Bottom line a person who is fat is no better then a person who isn't. Less healthy very posibly so. Has a struggle you can see yes.

 

I hate this society. A society that promotes zero physical activity and poison food.

 

Why arn't there bike paths and great side walks with shade and safety. You can't get around to most places safely unless you drive your car. Then the food. My government here subsidizes sugar industry in many different ways. They also help make animal product cheaper then plants... IT's sick. Then of course we're built to love this crap sweet, fatty, salty food. But just like we're built to love drugs it can become to much real fast. So we need to use our minds to adapt to our situation.
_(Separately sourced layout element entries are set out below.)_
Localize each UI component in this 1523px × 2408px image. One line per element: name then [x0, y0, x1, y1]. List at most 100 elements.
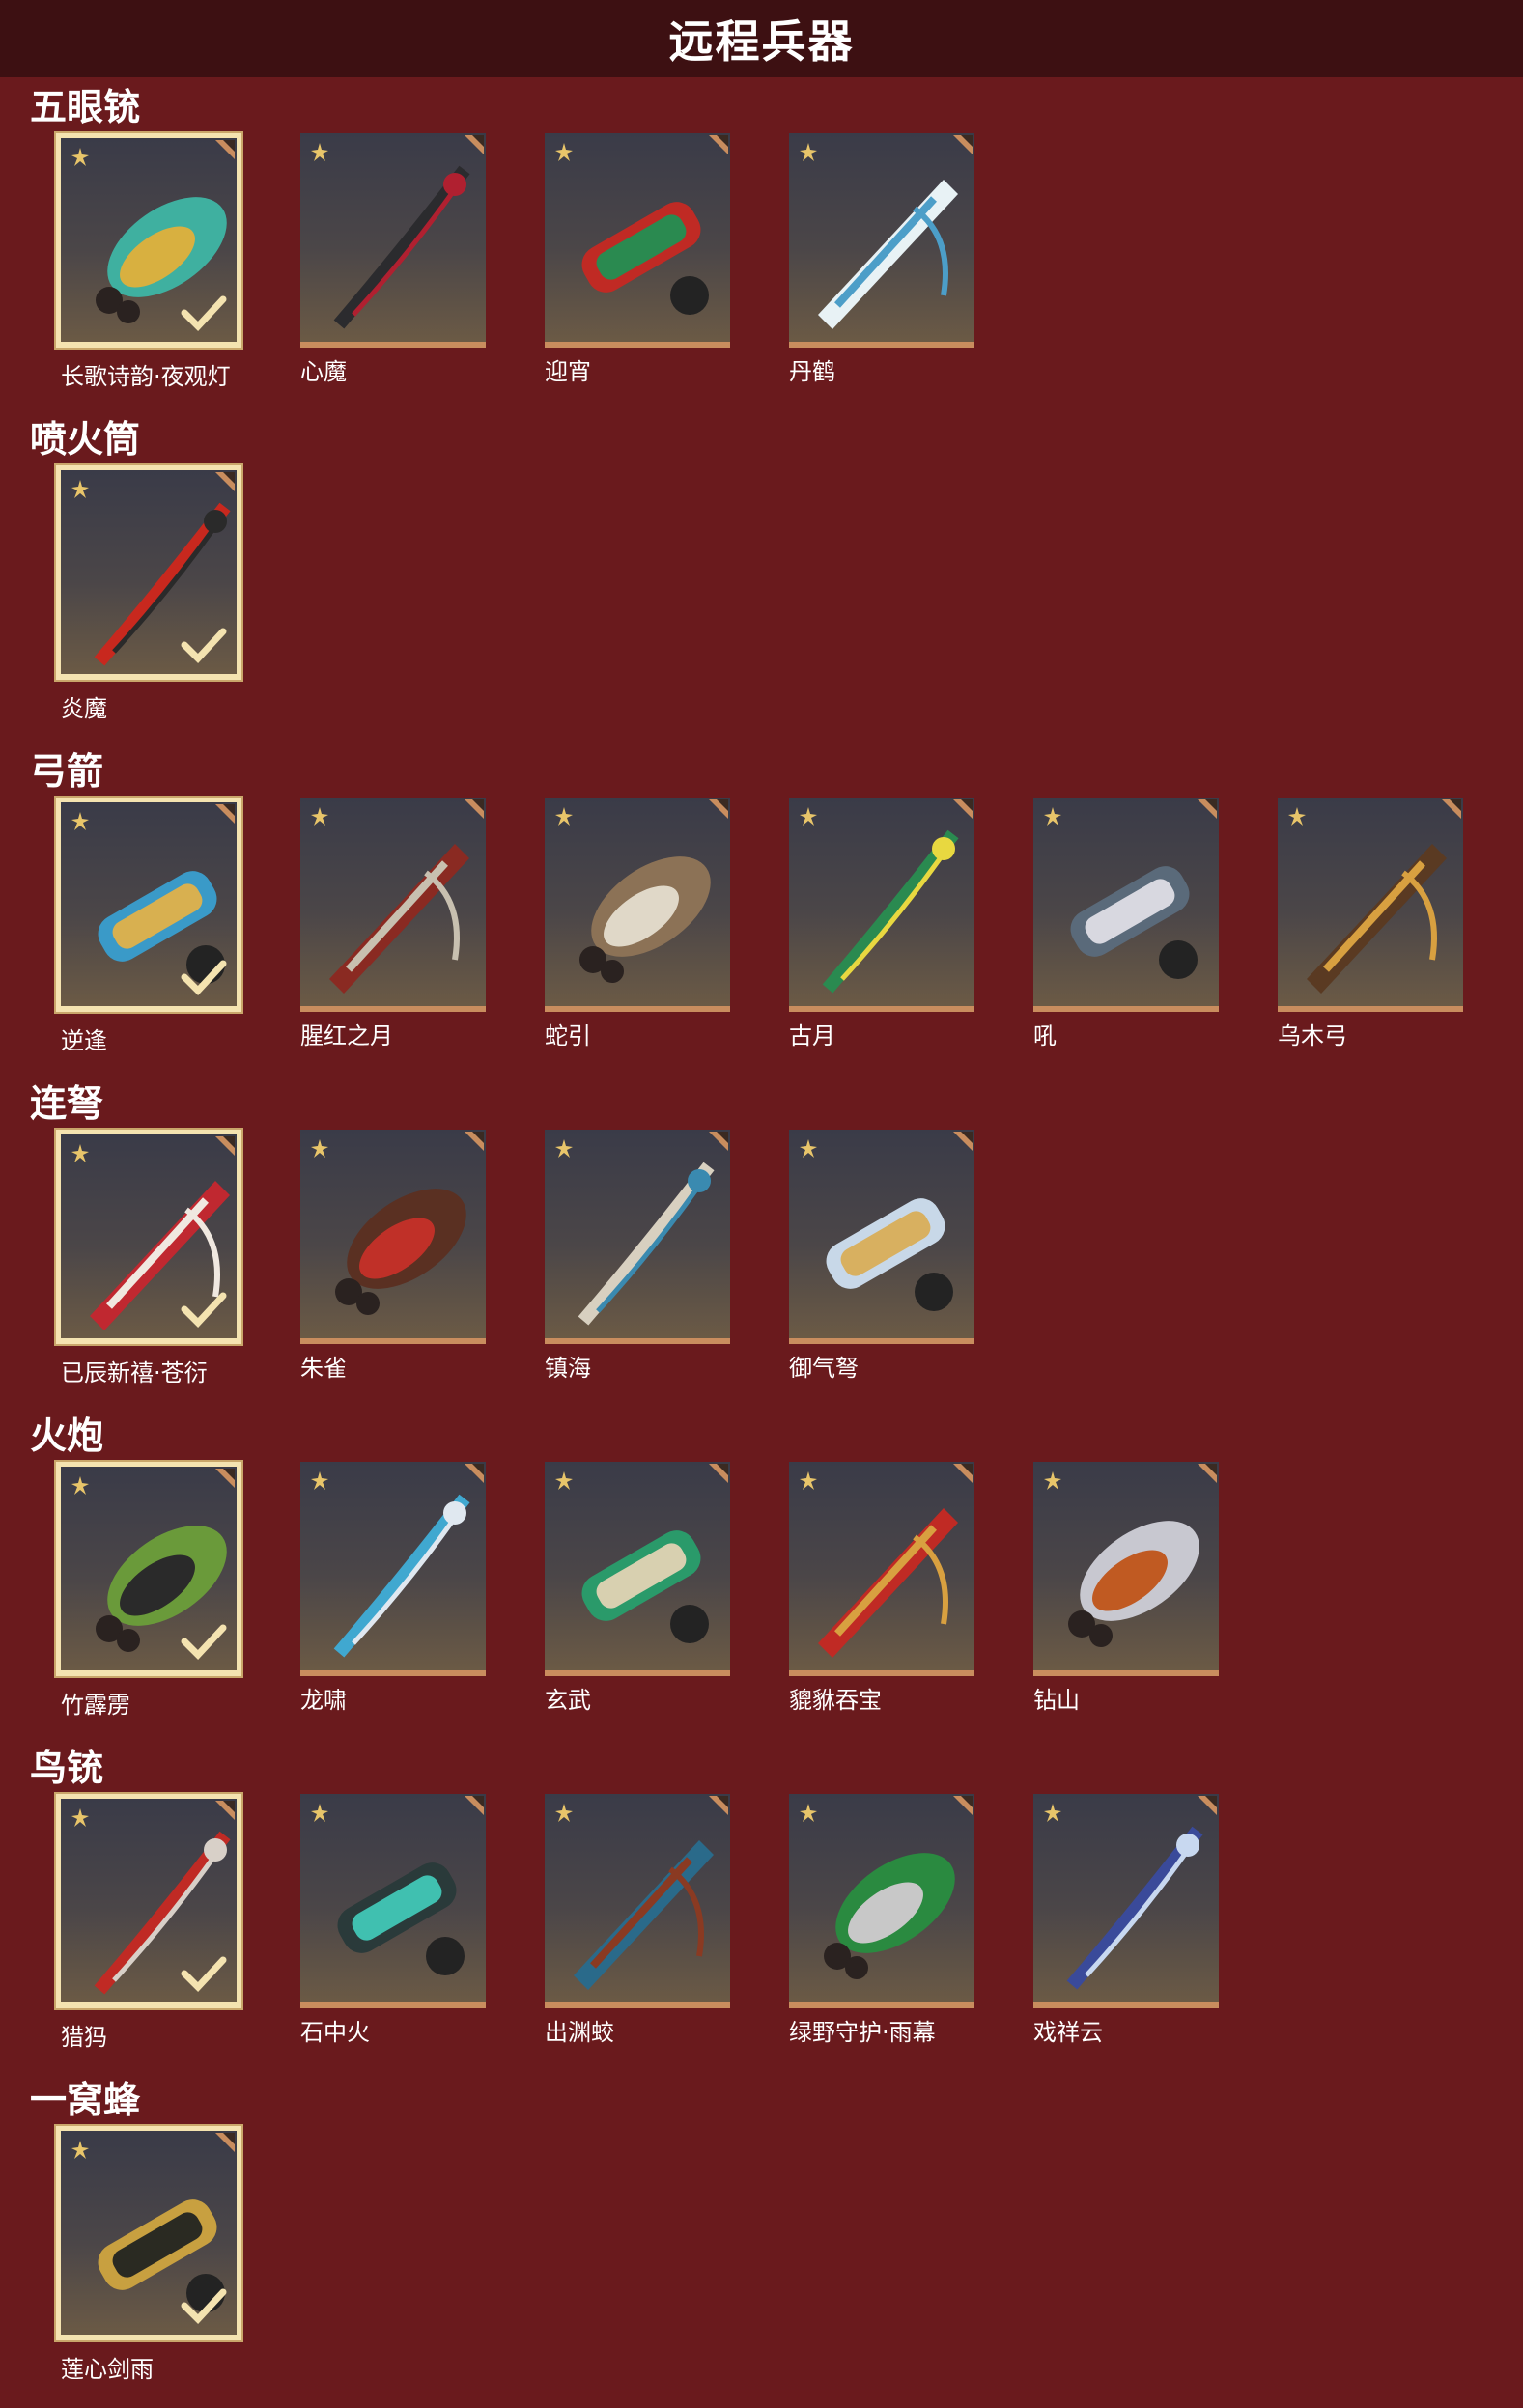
weapon-name: 逆逢	[61, 1027, 107, 1054]
corner-tag-icon	[953, 1132, 973, 1151]
star-icon	[800, 143, 817, 161]
weapon-image	[822, 829, 959, 994]
star-icon	[1288, 807, 1306, 826]
weapon-card[interactable]: 吼	[1033, 798, 1219, 1050]
weapon-card[interactable]: 石中火	[300, 1794, 486, 2046]
weapon-image	[333, 1494, 470, 1658]
weapon-name: 蛇引	[545, 1022, 591, 1050]
check-icon	[181, 295, 227, 332]
corner-tag-icon	[215, 804, 235, 824]
section-title: 弓箭	[30, 750, 104, 793]
weapon-image	[574, 1840, 714, 1990]
corner-tag-icon	[1198, 1464, 1217, 1483]
weapon-name: 出渊蛟	[545, 2019, 614, 2046]
section-title: 鸟铳	[30, 1747, 104, 1789]
weapon-section: 弓箭 逆逢 腥红之月 蛇引 古月 吼 乌木弓	[0, 747, 1523, 1079]
star-icon	[71, 2141, 89, 2159]
weapon-image	[337, 1862, 465, 1975]
corner-tag-icon	[215, 140, 235, 159]
corner-tag-icon	[215, 472, 235, 491]
corner-tag-icon	[465, 1132, 484, 1151]
check-icon	[181, 960, 227, 996]
weapon-section: 鸟铳 猎犸 石中火 出渊蛟 绿野守护·雨幕 戏祥云	[0, 1744, 1523, 2076]
weapon-name: 心魔	[300, 358, 347, 385]
corner-tag-icon	[709, 1132, 728, 1151]
weapon-image	[333, 165, 470, 329]
weapon-card[interactable]: 御气弩	[789, 1130, 974, 1382]
section-title: 五眼铳	[30, 86, 141, 128]
weapon-card[interactable]: 逆逢	[56, 798, 241, 1054]
corner-tag-icon	[1198, 799, 1217, 819]
weapon-card[interactable]: 古月	[789, 798, 974, 1050]
star-icon	[71, 1808, 89, 1827]
weapon-name: 御气弩	[789, 1355, 859, 1382]
weapon-image	[335, 1189, 466, 1315]
star-icon	[71, 812, 89, 830]
weapon-card[interactable]: 戏祥云	[1033, 1794, 1219, 2046]
corner-tag-icon	[709, 135, 728, 154]
weapon-card[interactable]: 钻山	[1033, 1462, 1219, 1714]
weapon-card[interactable]: 乌木弓	[1278, 798, 1463, 1050]
weapon-image	[1068, 1521, 1199, 1647]
weapon-card[interactable]: 心魔	[300, 133, 486, 385]
weapon-image	[579, 856, 711, 983]
weapon-name: 长歌诗韵·夜观灯	[61, 363, 231, 390]
corner-tag-icon	[953, 135, 973, 154]
weapon-card[interactable]: 龙啸	[300, 1462, 486, 1714]
weapon-name: 竹霹雳	[61, 1692, 130, 1719]
weapon-name: 貔貅吞宝	[789, 1687, 882, 1714]
section-title: 火炮	[30, 1414, 104, 1457]
star-icon	[800, 1804, 817, 1822]
weapon-card[interactable]: 貔貅吞宝	[789, 1462, 974, 1714]
page-header: 远程兵器	[0, 0, 1523, 77]
weapon-card[interactable]: 玄武	[545, 1462, 730, 1714]
weapon-card[interactable]: 镇海	[545, 1130, 730, 1382]
weapon-name: 丹鹤	[789, 358, 835, 385]
check-icon	[181, 1624, 227, 1661]
star-icon	[555, 807, 573, 826]
weapon-card[interactable]: 长歌诗韵·夜观灯	[56, 133, 241, 390]
weapon-card[interactable]: 猎犸	[56, 1794, 241, 2051]
weapon-image	[826, 1198, 953, 1311]
weapon-card[interactable]: 绿野守护·雨幕	[789, 1794, 974, 2046]
weapon-card[interactable]: 竹霹雳	[56, 1462, 241, 1719]
weapon-image	[1066, 1826, 1203, 1990]
weapon-name: 莲心剑雨	[61, 2356, 154, 2383]
weapon-card[interactable]: 朱雀	[300, 1130, 486, 1382]
star-icon	[555, 1471, 573, 1490]
corner-tag-icon	[215, 1801, 235, 1820]
star-icon	[1044, 1804, 1061, 1822]
weapon-card[interactable]: 莲心剑雨	[56, 2126, 241, 2383]
weapon-section: 喷火筒 炎魔	[0, 415, 1523, 747]
star-icon	[555, 1804, 573, 1822]
weapon-name: 镇海	[545, 1355, 591, 1382]
star-icon	[71, 1144, 89, 1162]
weapon-image	[824, 1853, 955, 1979]
weapon-card[interactable]: 已辰新禧·苍衍	[56, 1130, 241, 1386]
weapon-image	[1070, 866, 1198, 979]
section-title: 连弩	[30, 1082, 104, 1125]
corner-tag-icon	[215, 2133, 235, 2152]
corner-tag-icon	[953, 799, 973, 819]
star-icon	[311, 143, 328, 161]
weapon-card[interactable]: 丹鹤	[789, 133, 974, 385]
page-title: 远程兵器	[668, 15, 855, 68]
weapon-section: 火炮 竹霹雳 龙啸 玄武 貔貅吞宝 钻山	[0, 1412, 1523, 1744]
star-icon	[800, 807, 817, 826]
weapon-card[interactable]: 蛇引	[545, 798, 730, 1050]
weapon-card[interactable]: 出渊蛟	[545, 1794, 730, 2046]
corner-tag-icon	[709, 799, 728, 819]
weapon-card[interactable]: 腥红之月	[300, 798, 486, 1050]
check-icon	[181, 2288, 227, 2325]
star-icon	[71, 148, 89, 166]
check-icon	[181, 1292, 227, 1329]
corner-tag-icon	[709, 1464, 728, 1483]
weapon-card[interactable]: 迎宵	[545, 133, 730, 385]
weapon-card[interactable]: 炎魔	[56, 465, 241, 722]
star-icon	[800, 1139, 817, 1158]
corner-tag-icon	[465, 1464, 484, 1483]
weapon-section: 一窝蜂 莲心剑雨	[0, 2076, 1523, 2408]
weapon-image	[818, 180, 958, 329]
weapon-image	[581, 202, 709, 315]
weapon-name: 吼	[1033, 1022, 1057, 1050]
Bottom line people a sheeple to want this government system and job system and life that has done this too us. More and more people will be fat if we continue down this path.

 

So no in shape people are no better then a sickly fat person. Healthy people are more attractive. Now when some on looks in shape they look healthy and there for sexy. As opposed to some one who looks like they can't walk properly or that they're fat they look sick.

 

I'm not attracted to fat people. I like curvey in shape girls. By that I don't mean some gym girl. I just mean a girl who's smart enough not to drink to much soda, beer, juic... what ever... knows to drink water. Some one who knows to have a majority of their diet be whole fruits and vegatables... instead of 90-100% proccesced crap and animal protein.

 

So yeah I'd love to go out and see a 30 year old woman and be like yum yum. Then see the 25 year old woman and go sexy sexy. Then hell even see the 16 year old girl and say to myself I feel dirty but shes hot!

 

But no I go out and see the fat 37 year old woman with her fatter 16 year old daughter and the 25 year old girl who looks kind of cute but like she's really strugling not to tip over into fat from a little too chubby. Then when I see just a normal girl next door type who doesn't have a fat face I'm like WOW!

 

Yep sad. But I still think its easy enough to get an attractive girl. Feel bad for guys who settle. Then again a lot of guys are complete losers so they are lucky all these fat women exist haha

 

 

 

Oh god I so want to crush you!. Thanks for putting that picture in my head of you crushing small men cutie.

 

i hate your stinky smelly attitude. you strike me as a complete loser.